Man Run Over at Fast Food Window
Prompts Industry Action

(AP) Palo Alto. A Palo Alto man known as the Sultan was tragically hit by a car early last Sunday morning while standing at the drive-thru window of a local Jack-in-the-Box restaurant. It was approxiamately 3:15am when an aquamarine Acura Integra drove through the Jack-in-the-Box drive-thru lane and ran over the Sultan and then repeatedly backed up and ran him over again and again.

The driver of the car, one Victor C. Wykoff of Mountain View, said he felt he was not to blame. "Look, I know Jack-in-the-Box, and my friend here, Franklin Baez, he's pretty familiar with Jack-in-the-Box too, and we know they have a policy against serving pedestrians from the drive-thru lane. So we figured there wouldn't be anyone there, so I just floored it. I mean, what the #%@$! If some fool is so stupid that he thinks he is gonna get served on foot, he deserves to die and I wanna wrap my fender around his little brain. I wanna hear my fan belt tear into his flesh."

The Jack-in-the-Box manager on duty, Juan Valdez , said that it is indeed against company policy to serve pedestrian customers from the drive-thru window. Mr. Valdez explained that the customer had been refused service but was standing at the window and demanding two tacos and simultaneously discussing Central American cultural and political issues. Meanwhile, Mr. Valdez continued, another customer was screaming into the drive-thru microphone that he was going to sue Jack-in-the-Box for Vehicular Discrimination. This second customer was not hurt but fled the scene immediately after the Sultan was hit along with several women who are believed to comprise the Sultan's entourage.

Mr. Wykoff has been released on his own recognizance while the Sultan is being guarded at Stanford University Hospital.
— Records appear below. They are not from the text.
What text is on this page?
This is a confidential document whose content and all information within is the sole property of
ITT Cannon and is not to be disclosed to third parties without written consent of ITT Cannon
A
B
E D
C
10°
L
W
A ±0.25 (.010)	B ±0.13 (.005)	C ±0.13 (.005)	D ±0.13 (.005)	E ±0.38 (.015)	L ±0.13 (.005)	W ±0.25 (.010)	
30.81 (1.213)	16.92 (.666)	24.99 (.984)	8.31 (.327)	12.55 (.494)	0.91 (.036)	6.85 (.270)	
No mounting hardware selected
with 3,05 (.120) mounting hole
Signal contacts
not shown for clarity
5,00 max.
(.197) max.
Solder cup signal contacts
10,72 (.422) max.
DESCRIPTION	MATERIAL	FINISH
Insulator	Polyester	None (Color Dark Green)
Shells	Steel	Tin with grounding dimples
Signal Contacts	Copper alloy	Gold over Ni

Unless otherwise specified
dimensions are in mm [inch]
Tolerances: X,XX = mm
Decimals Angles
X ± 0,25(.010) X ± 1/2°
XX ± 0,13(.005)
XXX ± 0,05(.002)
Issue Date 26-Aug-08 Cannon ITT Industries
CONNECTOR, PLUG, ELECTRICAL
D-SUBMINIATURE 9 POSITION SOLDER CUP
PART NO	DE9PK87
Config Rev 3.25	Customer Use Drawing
The Sultan will face charges of ignoring Fast Food Etiquette and could recieve up to ten years in prison, or be forced to eat as many as six Colossus burgers while being denied both CPR and balloon angioplasty.
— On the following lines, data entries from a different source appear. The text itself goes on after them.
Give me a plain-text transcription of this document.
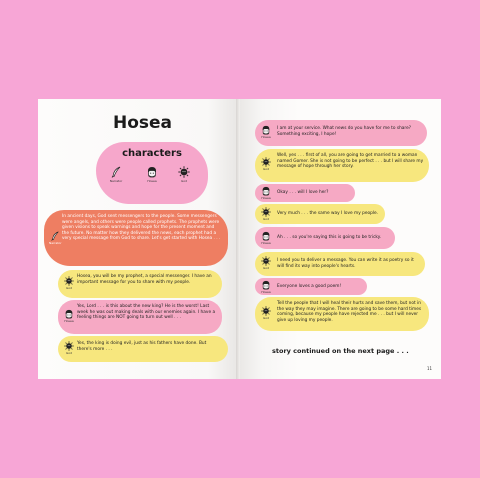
Hosea
characters
Narrator	Hosea	God
Narrator
In ancient days, God sent messengers to the people. Some messengers were angels, and others were people called prophets. The prophets were given visions to speak warnings and hope for the present moment and the future. No matter how they delivered the news, each prophet had a very special message from God to share. Let's get started with Hosea . . .
God
Hosea, you will be my prophet, a special messenger. I have an important message for you to share with my people.
Hosea
Yes, Lord . . . is this about the new king? He is the worst! Last week he was out making deals with our enemies again. I have a feeling things are NOT going to turn out well . . .
God
Yes, the king is doing evil, just as his fathers have done. But there's more . . .
Hosea
I am at your service. What news do you have for me to share? Something exciting, I hope!
God
Well, yes . . . first of all, you are going to get married to a woman named Gomer. She is not going to be perfect . . . but I will share my message of hope through her story.
Hosea
Okay . . . will I love her?
God
Very much . . . the same way I love my people.
Hosea
Ah . . . so you're saying this is going to be tricky.
God
I need you to deliver a message. You can write it as poetry so it will find its way into people's hearts.
Hosea
Everyone loves a good poem!
God
Tell the people that I will heal their hurts and save them, but not in the way they may imagine. There are going to be some hard times coming, because my people have rejected me . . . but I will never give up loving my people.
story continued on the next page . . .
11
Meanwhile police continue to search for the second pedestrian who is wanted for violating a new California law barring "verbal assault and battery with intent to incite rebellion amongst minority burger flippers." He has been described as "a no good, swearin', smart-ass-talkin', big-mouth-havin', disrespectin' saucy white male prone to alcohol abuse and sexual innuendo." Police say the description matches that of the man wanted for a recent altercation at The Edge dance club.

The incident is prompting industry action to reduce the number of drive-thru fatalities which have increased markedly in recent years. McDonald's corporation announced a plan recently to enclose it's drive-thru lane and equip a special entrance to the lane with special sensing equipment that will only open if a car is present. Burger King has rejected such a proposal due to fear that customers would leave their cars once the doors opened and still run to the window on foot. Jack-in-the-Box has not announed any formal plan as of yet. At a press conference earlier today a company spokesman simply repeated the word "hibiscus" for several minutes.

Meanwhile Senator Fienstein is proposing legislation that would require that all new "burger joints" on the information superhighway serve both customers in cars as well as on foot equally. Other Senators, including Senator Kennedy are also looking into equity issues concerning dining rights on the information superhighway.